Chaudes journées d’août dans les Yvelines. La pelouse n’en peut plus du manque d’eau continu. Quand un homme boit trop de vin, il devient rouge, mais quand l’herbe ne boit pas assez, elle devient jaune. Le rouge et le jaune sont les couleurs du manque de tempérance, ou trop ou trop peu. Les arbres aussi s’y mettent. Mes deux marronniers n’ont presque plus de feuille, le tilleul est rabougri, et je n’ose même pas regarder les fleurs, terrassées par la chaleur de l’été. La sécheresse détruit la nature, la sécheresse détruit aussi les odeurs. Finis les exhalaisons odorantes de mes arbres, finies les senteurs de la camomille et de la citronnelle. J’attends l’orage avec impatience, lui seul peut rendre des odeurs à la terre. Quand les nuages noirs se balancent dans le ciel, lourds et impotents, chargés d’eau et remplis de terreur, on sait, déjà, en les voyant, que leur présence va donner des odeurs. À leur vue, l’œil précède le nez, la rétine a gagné sur l’odorat. Je vois avec délice tomber les lourdes gouttes d’eau, comme des gouttes liquoreuses et sucrées de raisin gorgé de sucre, et je sens, peu après, l’âcreté et la dureté de la terre qui s’éveille aux arômes. Les fleurs retrouvent leur vigueur, et diffusent dans l’atmosphère toutes les senteurs dont elles sont capables. Merveille de l’eau et de l’humidité, enfin je sens, je sens, je revis.

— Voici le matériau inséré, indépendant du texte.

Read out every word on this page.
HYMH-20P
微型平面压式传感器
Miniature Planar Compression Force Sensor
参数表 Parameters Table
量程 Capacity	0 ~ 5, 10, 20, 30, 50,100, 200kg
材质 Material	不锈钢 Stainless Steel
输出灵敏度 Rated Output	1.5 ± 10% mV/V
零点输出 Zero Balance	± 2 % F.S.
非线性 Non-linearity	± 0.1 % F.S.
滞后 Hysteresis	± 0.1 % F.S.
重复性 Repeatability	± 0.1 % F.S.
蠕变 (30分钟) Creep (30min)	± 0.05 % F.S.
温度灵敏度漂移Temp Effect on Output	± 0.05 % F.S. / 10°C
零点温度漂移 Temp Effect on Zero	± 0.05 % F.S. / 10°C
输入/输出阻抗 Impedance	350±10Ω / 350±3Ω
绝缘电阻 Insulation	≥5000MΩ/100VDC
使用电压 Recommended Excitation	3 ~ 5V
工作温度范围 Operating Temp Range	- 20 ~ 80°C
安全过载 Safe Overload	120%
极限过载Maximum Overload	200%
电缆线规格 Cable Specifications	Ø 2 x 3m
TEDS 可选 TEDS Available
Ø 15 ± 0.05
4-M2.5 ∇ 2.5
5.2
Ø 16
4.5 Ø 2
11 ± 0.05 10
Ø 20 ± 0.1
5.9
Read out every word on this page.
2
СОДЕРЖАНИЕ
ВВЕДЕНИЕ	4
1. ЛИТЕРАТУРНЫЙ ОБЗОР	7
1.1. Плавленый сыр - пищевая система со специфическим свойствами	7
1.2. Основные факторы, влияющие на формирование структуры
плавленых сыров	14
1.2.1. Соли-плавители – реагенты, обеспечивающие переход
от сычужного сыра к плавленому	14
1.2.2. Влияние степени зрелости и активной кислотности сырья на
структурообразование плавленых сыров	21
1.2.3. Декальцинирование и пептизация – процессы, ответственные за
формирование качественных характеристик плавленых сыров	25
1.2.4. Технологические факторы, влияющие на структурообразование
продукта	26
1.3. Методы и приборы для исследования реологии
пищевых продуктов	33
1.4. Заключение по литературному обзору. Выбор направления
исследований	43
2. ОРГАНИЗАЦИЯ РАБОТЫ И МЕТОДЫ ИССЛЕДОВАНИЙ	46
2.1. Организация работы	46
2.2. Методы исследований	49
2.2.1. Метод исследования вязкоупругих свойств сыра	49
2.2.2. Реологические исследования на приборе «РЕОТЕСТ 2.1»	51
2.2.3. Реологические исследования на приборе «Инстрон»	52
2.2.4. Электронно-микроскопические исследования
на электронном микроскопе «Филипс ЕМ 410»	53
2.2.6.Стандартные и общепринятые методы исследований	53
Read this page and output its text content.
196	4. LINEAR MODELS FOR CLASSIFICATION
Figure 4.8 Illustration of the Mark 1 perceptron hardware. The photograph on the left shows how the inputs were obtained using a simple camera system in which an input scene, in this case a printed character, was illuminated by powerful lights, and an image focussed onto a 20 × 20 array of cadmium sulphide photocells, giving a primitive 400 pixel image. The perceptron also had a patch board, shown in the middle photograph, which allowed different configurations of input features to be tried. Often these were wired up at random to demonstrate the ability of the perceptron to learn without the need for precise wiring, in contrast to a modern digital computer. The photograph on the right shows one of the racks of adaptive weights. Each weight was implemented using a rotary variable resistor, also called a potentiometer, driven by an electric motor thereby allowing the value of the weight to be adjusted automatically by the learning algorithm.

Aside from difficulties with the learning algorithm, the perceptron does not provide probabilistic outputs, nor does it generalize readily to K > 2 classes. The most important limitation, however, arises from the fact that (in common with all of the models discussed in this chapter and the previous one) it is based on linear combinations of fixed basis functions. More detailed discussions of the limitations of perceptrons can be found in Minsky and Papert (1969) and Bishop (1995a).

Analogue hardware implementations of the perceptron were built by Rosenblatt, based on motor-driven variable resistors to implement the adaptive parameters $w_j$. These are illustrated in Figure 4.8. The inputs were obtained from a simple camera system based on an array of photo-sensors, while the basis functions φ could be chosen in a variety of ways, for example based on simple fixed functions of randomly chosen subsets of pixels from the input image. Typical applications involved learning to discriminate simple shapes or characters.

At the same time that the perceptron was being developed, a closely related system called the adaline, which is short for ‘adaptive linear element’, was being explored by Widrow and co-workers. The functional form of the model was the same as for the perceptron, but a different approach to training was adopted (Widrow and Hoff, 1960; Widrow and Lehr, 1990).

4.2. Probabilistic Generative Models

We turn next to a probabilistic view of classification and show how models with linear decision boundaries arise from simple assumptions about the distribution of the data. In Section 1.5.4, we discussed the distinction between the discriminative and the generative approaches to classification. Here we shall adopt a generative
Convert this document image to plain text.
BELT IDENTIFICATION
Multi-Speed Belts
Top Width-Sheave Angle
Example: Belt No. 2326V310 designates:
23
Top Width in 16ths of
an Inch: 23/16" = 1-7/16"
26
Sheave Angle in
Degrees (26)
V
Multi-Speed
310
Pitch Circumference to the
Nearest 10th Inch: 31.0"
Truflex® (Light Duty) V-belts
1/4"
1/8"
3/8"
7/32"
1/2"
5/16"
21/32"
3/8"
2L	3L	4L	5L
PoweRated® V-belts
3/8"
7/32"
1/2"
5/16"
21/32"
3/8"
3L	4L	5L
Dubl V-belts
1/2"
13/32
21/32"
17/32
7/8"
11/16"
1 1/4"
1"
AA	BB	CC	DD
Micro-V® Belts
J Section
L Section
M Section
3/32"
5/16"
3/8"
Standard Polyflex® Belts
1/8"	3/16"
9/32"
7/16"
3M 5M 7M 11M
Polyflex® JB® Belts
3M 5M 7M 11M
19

Un ami m’invite à boire un verre, où plus exactement à finir un reste de pâté qu’il a dans son frigo. Mi-août en plein jour, c’est la nuit : les volés sont clos, les lumières éteintes, seules restent les persiennes, par où entrent, telles des lames de feu, des rayons de soleil qui brûlent et éclairent à la fois. Le soleil n’a envie que d’entrer, il cherche la moindre faille, le moindre trou, pour se glisser dans la maison. On dirait de l’eau quand il pleut lors des orages : le plus petit interstice est utilisé pour l’écoulement aqueux et l’envahissement du bâtiment. Mais au moins peut-on jouer avec l’astre, orienter ses rayons vers telles ou telles statues, éclairer un bibelot ou un siège posé dans le salon.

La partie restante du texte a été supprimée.